Despite the lack of obvious nucleotide sequence conservation, several proteins involved in centromere function have been found to be conserved in highly divergent eukaryotic species, including Saccharomyces cerevisiae , Caenorhabditis elegans , D. melanogaster , humans and plants ( 6 , 7 ). These proteins are critical to the organization of the eukaryotic centromeres and pericentromeric regions into distinct conserved functional and structural domains ( 8 , 9 ). Centromere protein CENP-A is directly involved in the establishment of a centromere-specific chromatin structure by replacing normal histone H3 at the nucleosomal level ( 1012 ). Defects in this protein seriously impair centromere function and result in mitotic disarray and cell death ( 13 , 14 ). On human chromosomes, CENP-A has been shown to bind specifically to a subset of the tandemly repeating centromeric α-satellite sequences ( 15 , 16 ).

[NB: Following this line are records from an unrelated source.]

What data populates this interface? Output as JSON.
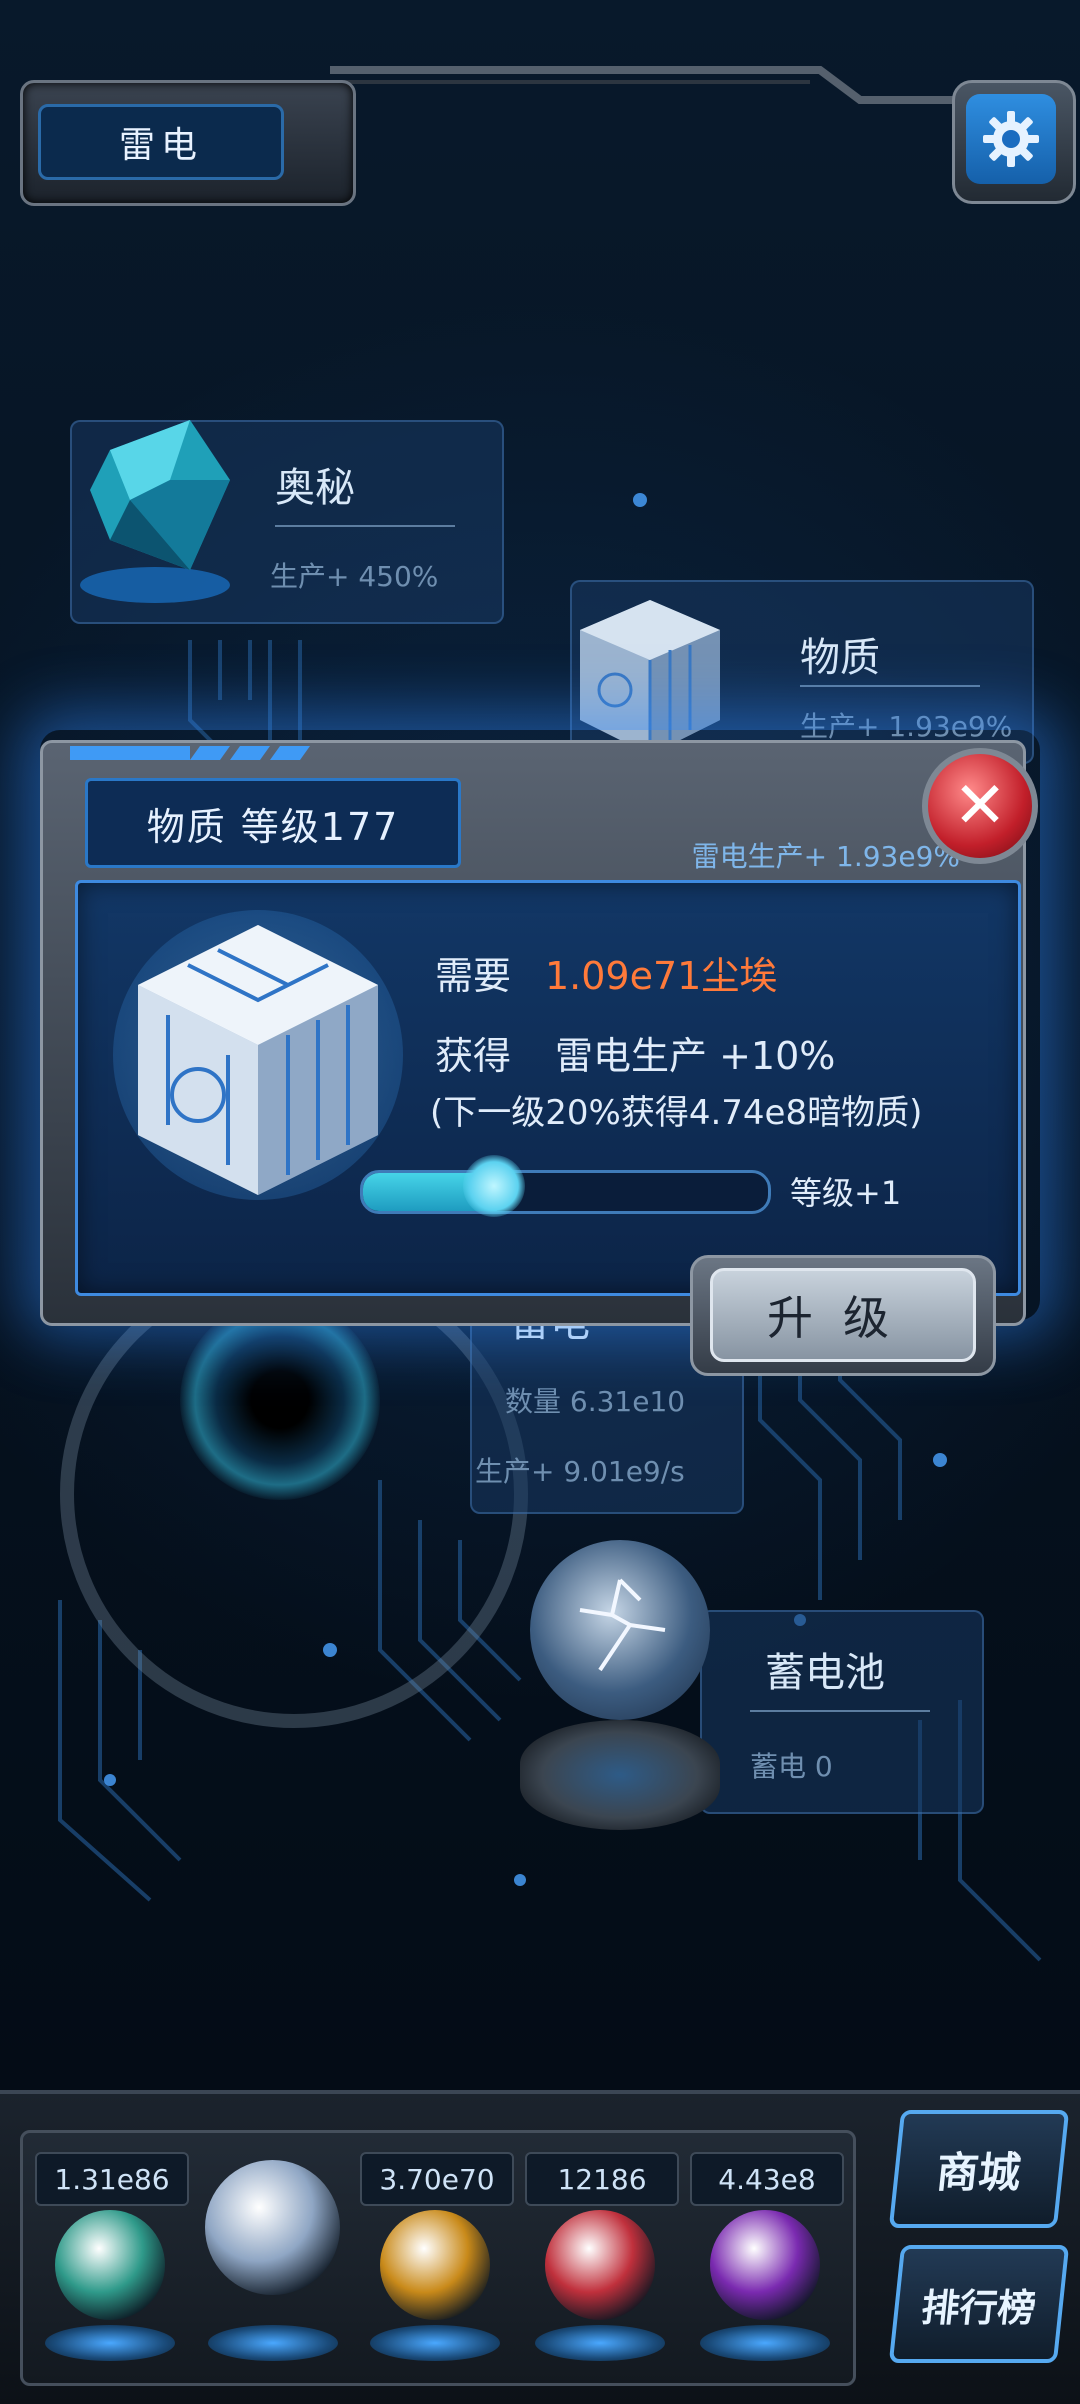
{
  "header": {
    "location": "雷电"
  },
  "buildings": {
    "mystery": {
      "name": "奥秘",
      "stat": "生产+ 450%"
    },
    "matter": {
      "name": "物质",
      "stat": "生产+ 1.93e9%"
    },
    "blackhole": {
      "name": "雷电",
      "count": "数量 6.31e10",
      "stat": "生产+ 9.01e9/s"
    },
    "battery": {
      "name": "蓄电池",
      "stat": "蓄电 0"
    }
  },
  "dialog": {
    "title": "物质 等级177",
    "subtitle": "雷电生产+ 1.93e9%",
    "cost_label": "需要",
    "cost_value": "1.09e71尘埃",
    "gain_label": "获得",
    "gain_value": "雷电生产 +10%",
    "next_tier": "(下一级20%获得4.74e8暗物质)",
    "level_step": "等级+1",
    "progress": 0.33,
    "upgrade_label": "升级",
    "close_glyph": "✕"
  },
  "resources": [
    {
      "value": "1.31e86",
      "color": "#2f9a8a"
    },
    {
      "value": "",
      "color": "#8fa6c4"
    },
    {
      "value": "3.70e70",
      "color": "#c98a1a"
    },
    {
      "value": "12186",
      "color": "#c0303c"
    },
    {
      "value": "4.43e8",
      "color": "#7a2ab0"
    }
  ],
  "side": {
    "shop": "商城",
    "ranking": "排行榜"
  },
  "icons": {
    "settings": "gear-icon",
    "close": "close-icon"
  }
}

Neocentromeres are fully functional centromeres that arise from non-tandemly repetitive chromosomal sites that have not previously been shown to exhibit any centromere activity ( 5 ). This class of centromeres represents a sequence-independent epigenetic model for centromerization and provides a useful tool for mapping important centromeric chromatin domains, which has been previously hampered by the repetitive nature of mammalian centromeric DNA ( 11 , 1719 ). Using a BAC-based chromatin immunoprecipitation (ChIP) and genomic array analysis, the CENP-A-binding domain has previously been mapped to a genomic segment spanning 330 kb along the 10q25 neocentromere of the mardel( 10 ) marker chromosome ( 11 ). However, the low resolution associated with the BAC-based mapping approach (average BAC insert size of 169 kb, ranging from 71 to 372 kb) does not allow us to determine the finer structural organization of CENP-A-associated chromatin at the neocentromere.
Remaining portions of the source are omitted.